Selain itu, melalui maklumat Wali Kota Jambi Nomor: 180/179 /HKU/2019 tentang antisipasi dampak kabut asap, Pemerintah Kota Jambi mengimbau masyarakat mengurangi aktivitas di luar ruangan. Jika terpaksa harus beraktifitas di luar ruangan, warga diminta menggunakan masker.

Menurut Direktur Wahana Lingkungan Indonesia (Walhi) Jambi, Rudiansyah, banyak faktor yang bikin polusi udara di Jambi sangat tinggi. Salah satunya kebakaran gambut dan terjadi di wilayah yang pernah terbakar pada 2015.

"Beberapa wilayah yang terbakar sekarang berada di wilayah yang sudah diintervensi restorasi gambut oleh BRG [Badan Restorasi Gambut] dan Mitra BRG," kata Rudi kepada reporter Tirto, Senin (9/9/2019).

Berulangnya kebakaran ini, kata Rudi, tak bisa dilepaskan dari sistem penanganan dari pemerintah yang hanya dilakukan di spot-spot tertentu dan tidak menyeluruh. Kondisi ini diperburuk dengan munculnya kanalisasi air untuk hutan tanaman industri (HTI) dan kelapa sawit.

"Kanalisasi itu membuat parit-parit untuk kepentingan perusahaan. Karena dibangun kanalisasi, sehingga gambut jadi kering," ucap Rudi.

Secara terpisah, Menteri Lingkungan Hidup dan Kehutanan (LHK) Siti Nurbaya mengaku sudah berupaya memadamkan kebakaran hutan dan lahan (karhutla) di Riau, Jambi, dan Sumatera Selatan. Ia juga berjanji untuk menutupi celah terjadinya kebakaran berulang di tahun ini.

"Pemerintah sedang menelusuri indikasi pembakaran secara sengaja dengan mempelajari jaringan kerja kebakaran mencurigakan tersebut," kata Siti.

Pemerintah Harus Bertindak

Namun, Juru Kampanye Iklim dan Energi Greenpeace Indonesia Bondan Andriyanu merasa upaya yang yang dilakukan pemerintah belum cukup menghentikan masalah kabut asap ini. Ia meminta pemerinta bertindak cepat menghentikan kebakaran hutan.

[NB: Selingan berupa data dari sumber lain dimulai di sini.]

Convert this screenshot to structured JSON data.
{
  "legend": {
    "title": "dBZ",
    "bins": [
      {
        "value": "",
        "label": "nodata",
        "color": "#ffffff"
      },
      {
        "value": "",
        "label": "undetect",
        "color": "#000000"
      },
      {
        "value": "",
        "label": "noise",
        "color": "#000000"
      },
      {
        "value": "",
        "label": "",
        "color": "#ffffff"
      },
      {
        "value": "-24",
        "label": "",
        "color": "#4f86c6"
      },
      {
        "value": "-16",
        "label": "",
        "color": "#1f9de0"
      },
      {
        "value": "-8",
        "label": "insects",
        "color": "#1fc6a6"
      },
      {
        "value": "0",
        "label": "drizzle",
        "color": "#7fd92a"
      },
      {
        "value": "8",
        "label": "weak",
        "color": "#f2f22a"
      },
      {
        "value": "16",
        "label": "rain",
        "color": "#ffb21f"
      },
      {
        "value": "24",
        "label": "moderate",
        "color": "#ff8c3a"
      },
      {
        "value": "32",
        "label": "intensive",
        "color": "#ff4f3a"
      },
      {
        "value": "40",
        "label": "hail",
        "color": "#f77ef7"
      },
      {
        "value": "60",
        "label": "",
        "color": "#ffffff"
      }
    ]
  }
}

"Kalau kebakaran hutan yang harus segera dihentikan kebakaran hutannya," kata Bondan kepada reporter Tirto, Senin (9/9/2019).

Tak hanya itu, Bondan menilai, pemerintah juga perlu membuat terobosan langkah guna meminimalisasi dampak kesehatan bagi warga Jambi. Salah satunya dengan membangun rumah aman karena karena tingginya PM 2,5 akibat kebakaran ini bisa mengakibatkan gangguan pada paru-paru.

"Harus ada upaya langsung kepada masyarakat," lanjutnya.

Potensi dampak kesehatan yang disampaikan Bondan selaras dengan hasil studi yang dilakukan Tianjia Liu, peneliti dari Harvard University. Pada pertengahan Agustus 2019, Liu mengungkapkan potensi kematian dini akibat kebakaran hutan bisa mencapai 36 ribu jiwa per tahun.

Menurut Liu, kondisi itu bisa benar-benar terjadi jika sepanjang 2020-2029 masalah kebakaran hutan ini tak kunjung diselesaikan.

"Ini dampak dari aktivitas kebakaran di Indonesia yang menghasilkan asap ekstrem dan besar," kata Liu, Selasa (13/8/2019).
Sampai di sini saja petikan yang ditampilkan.